Chalmers states in his book that science is not ready, and perhaps never will be, to demonstrate through empirical techniques how the experience of a specific stimulus occurs. We are not talking about how they are activated according to which cells or brain areas; we talk about the subjective experience itself: how can it be recorded?

When we think or perceive a stimulus, it is clear that we process it, as in the previous case of color, however there is a subjective aspect that cannot be explained in such a scientific way. How is it possible for us to see the color green as the color green? Why that particular color? Why in front of a certain wavelength do we perceive just that color and not another?

Not only human beings have consciousness

As we were commenting before, the idea of ​​panpsychism, that is, that everything has a conscience or soul, gives understand that objects that at first do not seem like something with a certain consciousness could have it in TRUE.

Today, and along the same lines as with classical philosophers like Leibniz, there are those who defend that each particle possesses a consciousness and, as a whole, they can create more complex systems, as would be the case with consciousness human. Each particle has a minimum consciousness that, added to those of the others, generates a greater.

Until relatively recently, the idea that only human beings were capable of experiencing anything was pretty widespread, both in science and in culture general. It was more or less accepted that other animal species, especially large primates or complex animals, could feel a subjective experience. and be, to a greater or lesser extent, aware.

However, the American neuroscientist Christof Koch considers that it does not make much sense to think that only phylogenetically close humans and animals can have consciousness is not as logical as it could be to think

Although it does not go to a vision as radical as that of a stone can feel when it is kicked, it does defend that, until it is demonstrated On the contrary, the idea that multicellular organisms cannot experience pain or pleasure is not at all as crazy as one might think.

They may have an infinitely vaguer-than-human sense of being alive, but that doesn't mean they don't. With smaller brains, or not even anything you can call a brain, their sense of being conscious will be less sophisticated than ours, but it will still be there. It would be a living being that would have its own way of feeling subjectively.

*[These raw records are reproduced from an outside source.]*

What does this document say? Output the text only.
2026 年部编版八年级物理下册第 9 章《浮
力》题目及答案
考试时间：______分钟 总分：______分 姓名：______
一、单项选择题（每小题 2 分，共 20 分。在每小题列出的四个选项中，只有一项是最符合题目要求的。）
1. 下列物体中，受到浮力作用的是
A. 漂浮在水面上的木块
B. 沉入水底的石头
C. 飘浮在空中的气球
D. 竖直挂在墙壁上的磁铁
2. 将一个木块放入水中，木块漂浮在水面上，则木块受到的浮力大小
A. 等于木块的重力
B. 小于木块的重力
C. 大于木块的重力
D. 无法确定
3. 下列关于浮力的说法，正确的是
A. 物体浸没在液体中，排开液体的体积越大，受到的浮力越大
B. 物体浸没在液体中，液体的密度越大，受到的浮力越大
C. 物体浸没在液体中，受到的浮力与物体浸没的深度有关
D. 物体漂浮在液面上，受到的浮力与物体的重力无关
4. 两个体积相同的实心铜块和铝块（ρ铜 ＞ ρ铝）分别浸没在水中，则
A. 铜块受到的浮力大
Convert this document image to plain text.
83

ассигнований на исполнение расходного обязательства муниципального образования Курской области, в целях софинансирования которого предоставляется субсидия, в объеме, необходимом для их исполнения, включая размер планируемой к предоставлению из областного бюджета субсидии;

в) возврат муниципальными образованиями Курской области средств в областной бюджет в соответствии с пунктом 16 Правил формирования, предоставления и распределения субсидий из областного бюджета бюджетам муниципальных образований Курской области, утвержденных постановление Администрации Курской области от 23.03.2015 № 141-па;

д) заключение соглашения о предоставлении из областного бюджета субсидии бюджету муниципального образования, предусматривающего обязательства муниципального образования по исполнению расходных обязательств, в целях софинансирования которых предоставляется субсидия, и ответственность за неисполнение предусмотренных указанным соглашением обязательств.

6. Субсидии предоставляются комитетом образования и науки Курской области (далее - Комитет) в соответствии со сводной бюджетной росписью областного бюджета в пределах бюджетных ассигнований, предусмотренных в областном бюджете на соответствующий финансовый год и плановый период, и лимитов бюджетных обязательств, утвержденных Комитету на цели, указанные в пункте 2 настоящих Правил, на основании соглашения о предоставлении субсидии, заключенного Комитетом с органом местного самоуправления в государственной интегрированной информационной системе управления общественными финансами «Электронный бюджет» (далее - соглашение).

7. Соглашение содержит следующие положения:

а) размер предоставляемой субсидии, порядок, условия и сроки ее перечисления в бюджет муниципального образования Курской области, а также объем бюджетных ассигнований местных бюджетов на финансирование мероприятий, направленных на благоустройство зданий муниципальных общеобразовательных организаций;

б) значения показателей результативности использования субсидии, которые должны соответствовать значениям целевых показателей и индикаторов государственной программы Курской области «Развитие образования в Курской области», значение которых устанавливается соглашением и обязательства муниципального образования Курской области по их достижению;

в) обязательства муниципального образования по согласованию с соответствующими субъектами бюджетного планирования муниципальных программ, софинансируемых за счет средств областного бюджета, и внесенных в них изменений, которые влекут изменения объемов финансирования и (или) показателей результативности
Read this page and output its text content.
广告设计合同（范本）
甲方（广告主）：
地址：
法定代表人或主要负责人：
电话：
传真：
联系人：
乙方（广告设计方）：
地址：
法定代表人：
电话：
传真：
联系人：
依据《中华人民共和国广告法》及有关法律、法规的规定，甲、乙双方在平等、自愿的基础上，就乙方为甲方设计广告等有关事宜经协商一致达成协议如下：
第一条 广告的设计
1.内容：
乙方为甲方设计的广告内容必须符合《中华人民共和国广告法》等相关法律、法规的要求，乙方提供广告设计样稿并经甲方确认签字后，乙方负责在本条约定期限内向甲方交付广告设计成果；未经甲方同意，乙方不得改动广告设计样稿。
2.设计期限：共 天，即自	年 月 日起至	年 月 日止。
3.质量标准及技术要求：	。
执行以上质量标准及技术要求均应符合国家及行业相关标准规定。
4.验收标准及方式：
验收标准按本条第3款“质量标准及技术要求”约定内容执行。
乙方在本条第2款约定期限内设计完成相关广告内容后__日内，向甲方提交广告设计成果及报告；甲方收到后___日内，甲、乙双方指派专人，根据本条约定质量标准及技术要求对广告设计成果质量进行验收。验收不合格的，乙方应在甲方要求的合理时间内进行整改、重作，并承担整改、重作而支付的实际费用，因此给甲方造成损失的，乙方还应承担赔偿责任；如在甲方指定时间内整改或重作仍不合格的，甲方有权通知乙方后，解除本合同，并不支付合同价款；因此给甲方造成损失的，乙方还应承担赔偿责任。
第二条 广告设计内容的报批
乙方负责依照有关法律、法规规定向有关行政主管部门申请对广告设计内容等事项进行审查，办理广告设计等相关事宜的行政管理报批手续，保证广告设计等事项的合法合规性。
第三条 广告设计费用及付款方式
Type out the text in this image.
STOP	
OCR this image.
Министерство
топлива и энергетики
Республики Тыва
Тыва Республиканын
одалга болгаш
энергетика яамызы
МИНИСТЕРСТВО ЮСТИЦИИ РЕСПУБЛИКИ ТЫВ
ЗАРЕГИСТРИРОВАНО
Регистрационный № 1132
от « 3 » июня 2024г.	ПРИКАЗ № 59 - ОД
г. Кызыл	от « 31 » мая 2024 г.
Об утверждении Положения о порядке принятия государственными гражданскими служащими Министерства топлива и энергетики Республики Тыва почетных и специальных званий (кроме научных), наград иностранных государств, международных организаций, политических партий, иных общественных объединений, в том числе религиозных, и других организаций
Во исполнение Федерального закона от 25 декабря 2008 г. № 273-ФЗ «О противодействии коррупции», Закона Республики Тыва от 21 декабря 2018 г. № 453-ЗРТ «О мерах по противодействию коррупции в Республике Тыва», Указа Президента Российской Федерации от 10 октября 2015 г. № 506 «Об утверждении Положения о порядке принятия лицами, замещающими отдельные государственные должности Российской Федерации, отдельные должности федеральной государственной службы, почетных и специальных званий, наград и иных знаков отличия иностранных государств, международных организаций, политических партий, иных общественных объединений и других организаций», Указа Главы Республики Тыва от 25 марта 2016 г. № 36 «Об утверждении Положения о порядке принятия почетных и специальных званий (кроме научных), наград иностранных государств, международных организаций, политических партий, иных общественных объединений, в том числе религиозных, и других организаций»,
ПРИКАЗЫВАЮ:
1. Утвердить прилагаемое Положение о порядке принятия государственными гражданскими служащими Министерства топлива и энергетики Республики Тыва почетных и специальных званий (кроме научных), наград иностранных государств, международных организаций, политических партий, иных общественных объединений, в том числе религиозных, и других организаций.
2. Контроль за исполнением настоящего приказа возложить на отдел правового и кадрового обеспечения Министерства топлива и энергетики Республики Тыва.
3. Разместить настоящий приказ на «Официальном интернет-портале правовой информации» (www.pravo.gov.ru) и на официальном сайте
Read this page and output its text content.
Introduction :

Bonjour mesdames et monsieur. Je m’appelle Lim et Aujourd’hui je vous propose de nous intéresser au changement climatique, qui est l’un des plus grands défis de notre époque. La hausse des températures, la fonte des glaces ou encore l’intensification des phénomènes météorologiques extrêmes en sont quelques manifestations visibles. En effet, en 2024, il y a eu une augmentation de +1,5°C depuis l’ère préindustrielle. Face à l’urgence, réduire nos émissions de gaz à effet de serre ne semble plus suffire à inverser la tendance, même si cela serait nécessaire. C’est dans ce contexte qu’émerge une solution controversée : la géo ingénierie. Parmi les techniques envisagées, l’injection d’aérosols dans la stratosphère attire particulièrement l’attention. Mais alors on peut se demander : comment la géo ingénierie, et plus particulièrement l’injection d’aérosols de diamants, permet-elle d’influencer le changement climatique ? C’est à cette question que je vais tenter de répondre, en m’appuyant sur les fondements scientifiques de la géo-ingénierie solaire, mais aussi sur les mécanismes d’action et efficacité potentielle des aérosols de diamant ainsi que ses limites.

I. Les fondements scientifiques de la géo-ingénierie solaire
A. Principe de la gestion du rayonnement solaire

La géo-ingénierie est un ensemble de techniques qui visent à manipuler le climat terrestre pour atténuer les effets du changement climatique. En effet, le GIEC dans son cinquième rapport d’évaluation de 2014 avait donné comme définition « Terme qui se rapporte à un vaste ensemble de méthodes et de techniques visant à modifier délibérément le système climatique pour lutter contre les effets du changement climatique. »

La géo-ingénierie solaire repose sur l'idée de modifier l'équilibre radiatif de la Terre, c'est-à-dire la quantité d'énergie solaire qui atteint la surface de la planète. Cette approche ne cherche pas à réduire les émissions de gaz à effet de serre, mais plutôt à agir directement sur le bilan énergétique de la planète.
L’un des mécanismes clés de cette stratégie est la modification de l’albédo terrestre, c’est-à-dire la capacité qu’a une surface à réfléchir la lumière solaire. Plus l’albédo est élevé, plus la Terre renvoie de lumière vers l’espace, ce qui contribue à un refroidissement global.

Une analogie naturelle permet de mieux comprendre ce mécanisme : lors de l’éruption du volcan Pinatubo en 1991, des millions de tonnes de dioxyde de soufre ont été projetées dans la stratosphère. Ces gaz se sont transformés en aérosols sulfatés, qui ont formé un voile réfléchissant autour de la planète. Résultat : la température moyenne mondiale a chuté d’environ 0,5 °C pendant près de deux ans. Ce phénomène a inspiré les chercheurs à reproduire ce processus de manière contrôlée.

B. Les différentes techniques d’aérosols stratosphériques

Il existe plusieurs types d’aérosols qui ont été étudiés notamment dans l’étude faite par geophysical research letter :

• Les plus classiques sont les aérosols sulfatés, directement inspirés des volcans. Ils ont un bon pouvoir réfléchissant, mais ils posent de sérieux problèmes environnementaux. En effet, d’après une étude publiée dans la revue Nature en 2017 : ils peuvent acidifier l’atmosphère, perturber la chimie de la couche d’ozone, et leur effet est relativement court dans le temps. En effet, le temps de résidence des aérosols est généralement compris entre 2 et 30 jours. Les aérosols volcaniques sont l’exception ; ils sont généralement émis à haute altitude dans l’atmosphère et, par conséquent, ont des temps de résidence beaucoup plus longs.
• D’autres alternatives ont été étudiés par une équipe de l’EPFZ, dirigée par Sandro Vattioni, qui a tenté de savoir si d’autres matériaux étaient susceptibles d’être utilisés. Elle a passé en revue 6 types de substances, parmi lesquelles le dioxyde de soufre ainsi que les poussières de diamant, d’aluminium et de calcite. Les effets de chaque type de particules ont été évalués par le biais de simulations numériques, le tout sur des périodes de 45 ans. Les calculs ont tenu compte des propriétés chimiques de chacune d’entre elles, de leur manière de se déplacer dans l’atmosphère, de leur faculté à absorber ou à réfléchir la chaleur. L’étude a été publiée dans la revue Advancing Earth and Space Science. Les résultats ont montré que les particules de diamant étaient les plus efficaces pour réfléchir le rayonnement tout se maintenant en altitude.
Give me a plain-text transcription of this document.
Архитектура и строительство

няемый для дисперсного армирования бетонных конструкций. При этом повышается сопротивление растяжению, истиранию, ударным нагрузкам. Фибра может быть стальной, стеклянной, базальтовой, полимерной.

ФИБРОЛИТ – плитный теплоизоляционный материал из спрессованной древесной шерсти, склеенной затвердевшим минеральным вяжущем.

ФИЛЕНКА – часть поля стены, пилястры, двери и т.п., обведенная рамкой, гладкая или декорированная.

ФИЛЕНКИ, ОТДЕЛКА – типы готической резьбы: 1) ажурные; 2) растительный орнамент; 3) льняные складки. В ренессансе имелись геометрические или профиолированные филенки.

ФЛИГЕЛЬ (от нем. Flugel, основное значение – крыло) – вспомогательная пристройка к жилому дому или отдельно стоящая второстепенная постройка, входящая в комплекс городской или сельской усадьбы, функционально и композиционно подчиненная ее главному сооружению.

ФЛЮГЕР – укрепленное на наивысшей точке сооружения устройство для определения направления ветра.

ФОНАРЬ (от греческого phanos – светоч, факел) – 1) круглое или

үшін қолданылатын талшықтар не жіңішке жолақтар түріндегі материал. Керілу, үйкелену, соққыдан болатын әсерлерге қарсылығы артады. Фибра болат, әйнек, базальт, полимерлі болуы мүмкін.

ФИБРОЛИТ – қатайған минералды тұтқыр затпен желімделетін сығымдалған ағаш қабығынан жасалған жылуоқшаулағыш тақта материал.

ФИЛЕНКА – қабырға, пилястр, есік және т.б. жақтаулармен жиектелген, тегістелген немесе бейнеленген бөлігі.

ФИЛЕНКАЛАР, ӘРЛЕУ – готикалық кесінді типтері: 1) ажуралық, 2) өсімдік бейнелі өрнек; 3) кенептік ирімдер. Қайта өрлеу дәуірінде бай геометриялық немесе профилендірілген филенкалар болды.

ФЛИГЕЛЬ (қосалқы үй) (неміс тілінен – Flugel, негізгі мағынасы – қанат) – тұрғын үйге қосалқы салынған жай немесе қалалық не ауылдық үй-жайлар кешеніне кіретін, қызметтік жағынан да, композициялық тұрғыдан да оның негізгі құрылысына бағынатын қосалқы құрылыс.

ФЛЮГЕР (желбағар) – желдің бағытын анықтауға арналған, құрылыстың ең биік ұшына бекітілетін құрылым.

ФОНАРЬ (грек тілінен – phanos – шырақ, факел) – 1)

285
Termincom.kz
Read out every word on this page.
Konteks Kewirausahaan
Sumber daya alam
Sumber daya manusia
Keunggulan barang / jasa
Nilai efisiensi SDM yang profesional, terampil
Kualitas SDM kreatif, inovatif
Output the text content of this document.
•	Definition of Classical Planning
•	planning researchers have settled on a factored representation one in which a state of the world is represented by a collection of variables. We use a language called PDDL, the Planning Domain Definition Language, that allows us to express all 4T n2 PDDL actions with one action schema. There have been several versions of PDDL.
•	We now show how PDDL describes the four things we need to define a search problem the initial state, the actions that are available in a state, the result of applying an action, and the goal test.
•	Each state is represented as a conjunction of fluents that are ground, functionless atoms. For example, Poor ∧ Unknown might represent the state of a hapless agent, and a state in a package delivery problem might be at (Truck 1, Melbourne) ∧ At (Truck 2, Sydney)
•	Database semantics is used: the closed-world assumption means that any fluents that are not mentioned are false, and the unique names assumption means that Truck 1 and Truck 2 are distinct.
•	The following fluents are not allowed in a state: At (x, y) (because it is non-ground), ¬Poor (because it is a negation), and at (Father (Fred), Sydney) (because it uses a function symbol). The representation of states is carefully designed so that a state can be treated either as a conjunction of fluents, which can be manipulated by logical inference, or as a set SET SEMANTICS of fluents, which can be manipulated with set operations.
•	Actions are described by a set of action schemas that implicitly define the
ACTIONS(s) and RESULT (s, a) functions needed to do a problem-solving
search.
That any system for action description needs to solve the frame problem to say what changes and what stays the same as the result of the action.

Another interesting case is that of plants. Stefano Mancuso, in his interesting book Sensitivity and intelligence in the plant world exposes his research on the intelligent behavior of plants, to which he manages to give consciousness.

While it is difficult to discuss the idea that plants are self-aware, his research group, based on his research, concluded that plants They were far from being considered passive organisms: they have to have some kind of consciousness, from which their intelligence would be extracted, in order to adapt in the way that they do. make.

Criticism of panpsychism

The greatest criticism leveled at panpsychism, and using terms inspired by the idea of ​​the difficult problem of consciousness, is the so-called "combination problem". How do these little particles with supposed tiny consciousnesses assemble it to form a more complex consciousness?

Starting from the idea that our atoms are conscious particles and from their combination our consciousness arises human, more complex and, so to speak, “more self-aware”: what if we humans were like particles conscious? Is humanity, as a whole, a conscious superorganism? Nature, as Spinoza said, is all a conscious substance? How do we manage to be doing something with higher consciousness, without us being aware of it?